Months after her father was lured back to Rwanda and jailed, Carine Kanimba discovered her own phone had been hacked using private spyware.
Kanimba is the youngest daughter of Paul Rusesabagina, who is credited with saving more than 1,200 lives during the 1994 Rwandan genocide in a story that inspired the movie “Hotel Rwanda.” An opponent of Rwandan President Paul Kagame, Rusesabagina is now serving a 25-year prison sentence on charges that he has dismissed as politically motivated.
Researchers have alleged Pegasus was used to spy on Kanimba and her cousin as Rusesabagina's family was advocating for his release from Rwanda, which received $160 million in foreign aid from the United States in the last budget year.
Speaking during a House Intelligence Committee hearing on Commercial Cyber Surveillance, on Capitol Hill (Washington), on July 27, 2022, Kanimba and technology experts urged Congress to oppose the use of commercial spyware in the U.S. and discourage investment in spyware that has been used to hack the phones of dissidents, journalists, and even U.S. diplomats.
Kanimba testified that she was alerted last year by a collective of journalists working with Citizen Lab and Amnesty International that there was reason to believe that she had been spied on. A subsequent forensic analysis of her phone revealed that she had been targeted by Pegasus spyware, she said.
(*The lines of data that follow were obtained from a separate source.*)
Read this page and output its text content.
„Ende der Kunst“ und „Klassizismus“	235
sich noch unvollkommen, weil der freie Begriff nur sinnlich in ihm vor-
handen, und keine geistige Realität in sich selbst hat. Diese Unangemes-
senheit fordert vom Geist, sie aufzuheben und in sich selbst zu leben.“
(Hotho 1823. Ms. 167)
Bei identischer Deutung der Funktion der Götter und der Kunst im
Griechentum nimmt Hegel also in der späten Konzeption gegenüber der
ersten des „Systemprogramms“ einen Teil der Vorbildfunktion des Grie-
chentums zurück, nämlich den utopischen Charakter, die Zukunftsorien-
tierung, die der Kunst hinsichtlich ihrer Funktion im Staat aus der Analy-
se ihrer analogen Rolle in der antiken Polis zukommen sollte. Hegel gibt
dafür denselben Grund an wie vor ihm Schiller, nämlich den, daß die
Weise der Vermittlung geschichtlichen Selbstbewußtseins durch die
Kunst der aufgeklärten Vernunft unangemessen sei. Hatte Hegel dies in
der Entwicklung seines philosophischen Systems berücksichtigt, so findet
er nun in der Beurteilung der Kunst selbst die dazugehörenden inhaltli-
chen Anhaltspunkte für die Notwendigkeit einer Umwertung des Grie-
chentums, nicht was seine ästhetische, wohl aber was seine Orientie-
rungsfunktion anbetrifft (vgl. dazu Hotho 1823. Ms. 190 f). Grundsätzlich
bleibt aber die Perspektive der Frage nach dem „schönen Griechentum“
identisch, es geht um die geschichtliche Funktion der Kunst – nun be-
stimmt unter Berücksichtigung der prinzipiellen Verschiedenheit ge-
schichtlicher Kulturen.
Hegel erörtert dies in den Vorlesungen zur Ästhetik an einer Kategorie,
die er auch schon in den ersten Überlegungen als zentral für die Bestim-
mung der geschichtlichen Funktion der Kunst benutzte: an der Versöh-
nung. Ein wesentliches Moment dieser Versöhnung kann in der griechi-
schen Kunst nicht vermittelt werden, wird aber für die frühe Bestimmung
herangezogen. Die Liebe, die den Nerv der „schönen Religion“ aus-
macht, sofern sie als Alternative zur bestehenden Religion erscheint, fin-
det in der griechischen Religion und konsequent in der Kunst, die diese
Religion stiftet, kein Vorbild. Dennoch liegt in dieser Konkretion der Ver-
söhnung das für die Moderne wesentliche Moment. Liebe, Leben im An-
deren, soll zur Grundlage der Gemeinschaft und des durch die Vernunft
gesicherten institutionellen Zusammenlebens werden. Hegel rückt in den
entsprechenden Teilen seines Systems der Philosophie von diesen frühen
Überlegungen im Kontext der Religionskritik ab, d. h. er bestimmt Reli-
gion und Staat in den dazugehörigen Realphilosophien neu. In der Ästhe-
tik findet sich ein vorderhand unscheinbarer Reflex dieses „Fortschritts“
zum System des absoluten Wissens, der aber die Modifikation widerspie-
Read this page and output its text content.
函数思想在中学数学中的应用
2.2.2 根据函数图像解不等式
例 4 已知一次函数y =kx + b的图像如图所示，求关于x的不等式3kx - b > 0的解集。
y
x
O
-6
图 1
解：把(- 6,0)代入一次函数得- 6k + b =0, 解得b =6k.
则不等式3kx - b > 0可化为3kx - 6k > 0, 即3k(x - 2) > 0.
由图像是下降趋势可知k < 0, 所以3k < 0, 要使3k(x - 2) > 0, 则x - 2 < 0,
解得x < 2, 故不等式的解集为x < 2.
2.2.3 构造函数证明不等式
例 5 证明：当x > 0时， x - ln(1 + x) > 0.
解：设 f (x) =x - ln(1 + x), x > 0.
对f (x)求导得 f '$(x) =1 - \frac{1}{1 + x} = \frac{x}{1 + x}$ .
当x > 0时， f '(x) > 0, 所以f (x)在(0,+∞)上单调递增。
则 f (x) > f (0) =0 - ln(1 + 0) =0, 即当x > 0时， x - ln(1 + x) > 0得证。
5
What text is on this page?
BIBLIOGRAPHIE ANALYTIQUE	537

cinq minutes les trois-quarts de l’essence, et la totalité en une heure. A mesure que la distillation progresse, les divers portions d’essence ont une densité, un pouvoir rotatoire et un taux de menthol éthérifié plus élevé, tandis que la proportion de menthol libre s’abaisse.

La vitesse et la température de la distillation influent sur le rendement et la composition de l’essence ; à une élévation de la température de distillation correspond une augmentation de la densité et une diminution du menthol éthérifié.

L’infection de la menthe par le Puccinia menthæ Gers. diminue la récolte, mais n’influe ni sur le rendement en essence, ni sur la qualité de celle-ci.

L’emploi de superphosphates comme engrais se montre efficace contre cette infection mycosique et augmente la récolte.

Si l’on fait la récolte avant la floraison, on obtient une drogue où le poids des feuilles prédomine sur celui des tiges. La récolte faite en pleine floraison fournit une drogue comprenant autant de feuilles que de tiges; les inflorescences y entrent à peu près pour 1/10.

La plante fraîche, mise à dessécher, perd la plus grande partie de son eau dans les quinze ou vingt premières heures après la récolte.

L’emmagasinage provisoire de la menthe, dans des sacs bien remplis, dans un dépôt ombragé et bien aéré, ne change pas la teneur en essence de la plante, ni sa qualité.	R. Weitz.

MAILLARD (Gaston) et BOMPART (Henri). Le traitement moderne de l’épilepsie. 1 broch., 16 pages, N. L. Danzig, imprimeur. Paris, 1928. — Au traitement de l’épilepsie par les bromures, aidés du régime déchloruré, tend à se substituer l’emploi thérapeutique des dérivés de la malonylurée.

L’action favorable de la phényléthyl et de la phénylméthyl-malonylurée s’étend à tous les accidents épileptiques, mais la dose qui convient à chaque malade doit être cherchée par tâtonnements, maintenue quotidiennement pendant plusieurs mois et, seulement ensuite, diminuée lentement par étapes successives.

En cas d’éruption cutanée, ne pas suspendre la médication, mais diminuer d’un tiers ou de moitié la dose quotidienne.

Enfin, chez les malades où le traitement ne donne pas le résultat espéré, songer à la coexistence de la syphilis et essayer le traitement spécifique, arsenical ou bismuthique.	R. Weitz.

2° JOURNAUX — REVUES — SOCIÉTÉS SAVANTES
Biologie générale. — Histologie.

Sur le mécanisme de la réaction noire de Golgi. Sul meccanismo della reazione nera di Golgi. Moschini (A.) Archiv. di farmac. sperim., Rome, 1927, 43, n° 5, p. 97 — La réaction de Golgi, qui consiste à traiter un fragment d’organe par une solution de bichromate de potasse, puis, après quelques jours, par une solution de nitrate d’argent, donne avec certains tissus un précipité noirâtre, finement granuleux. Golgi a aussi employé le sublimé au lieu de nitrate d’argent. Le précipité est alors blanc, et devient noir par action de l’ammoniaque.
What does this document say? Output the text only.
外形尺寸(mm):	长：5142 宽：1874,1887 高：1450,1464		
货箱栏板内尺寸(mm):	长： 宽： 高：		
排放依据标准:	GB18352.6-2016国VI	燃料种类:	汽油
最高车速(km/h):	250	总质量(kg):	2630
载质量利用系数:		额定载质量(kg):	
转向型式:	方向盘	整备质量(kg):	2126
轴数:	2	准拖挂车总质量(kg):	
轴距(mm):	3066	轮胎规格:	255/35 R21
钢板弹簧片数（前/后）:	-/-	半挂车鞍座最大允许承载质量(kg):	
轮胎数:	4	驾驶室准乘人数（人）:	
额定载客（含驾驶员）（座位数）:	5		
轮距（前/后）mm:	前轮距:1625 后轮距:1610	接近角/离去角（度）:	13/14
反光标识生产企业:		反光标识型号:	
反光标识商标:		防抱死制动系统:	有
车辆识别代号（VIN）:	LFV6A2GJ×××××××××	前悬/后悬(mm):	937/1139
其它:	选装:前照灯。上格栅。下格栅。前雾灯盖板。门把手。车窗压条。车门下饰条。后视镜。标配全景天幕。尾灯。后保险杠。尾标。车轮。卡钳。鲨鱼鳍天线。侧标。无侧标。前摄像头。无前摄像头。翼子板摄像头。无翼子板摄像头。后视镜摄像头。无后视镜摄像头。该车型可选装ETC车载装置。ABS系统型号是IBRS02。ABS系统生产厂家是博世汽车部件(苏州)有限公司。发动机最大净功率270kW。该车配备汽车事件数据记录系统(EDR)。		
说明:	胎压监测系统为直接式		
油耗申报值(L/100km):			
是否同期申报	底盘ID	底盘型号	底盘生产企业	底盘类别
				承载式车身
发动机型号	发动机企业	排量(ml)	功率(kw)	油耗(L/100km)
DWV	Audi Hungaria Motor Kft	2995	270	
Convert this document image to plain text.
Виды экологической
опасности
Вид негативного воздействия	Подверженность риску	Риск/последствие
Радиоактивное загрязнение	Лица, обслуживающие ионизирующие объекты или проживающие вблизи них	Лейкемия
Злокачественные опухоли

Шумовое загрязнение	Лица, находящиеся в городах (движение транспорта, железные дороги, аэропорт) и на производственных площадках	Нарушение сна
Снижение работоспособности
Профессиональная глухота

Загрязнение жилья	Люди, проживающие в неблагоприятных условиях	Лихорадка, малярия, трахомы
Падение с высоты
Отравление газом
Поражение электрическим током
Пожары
She said the surveillance was triggered as she walked with her mother into a meeting with Belgium's minister of foreign affairs – Rusesabagina holds Belgian citizenship and U.S. residency – and was active during calls with the State Department and with the office of the U.S. government’s special presidential envoy for hostage affairs.
"Politically motivated allegations"
Her family lives in San Antonio. Democratic Rep. Joaquin Castro, a committee member who represents that city, noted that his office's communications may have been captured by Rwanda because he was advocating for Rusesabagina's release.
Rwanda denies using Pegasus. Its embassy in Washington said in a statement Thursday that its response "has not changed regardless of who raises them."
"These are politically motivated allegations aimed at undermining Rwanda's judicial system and sowing disinformation," the embassy statement said.
Rusesabagina was sentenced for terrorism offenses related to his alleged links to the armed wing of his opposition political platform. Rusesabagina has denied supporting violence and called the verdict a "sham."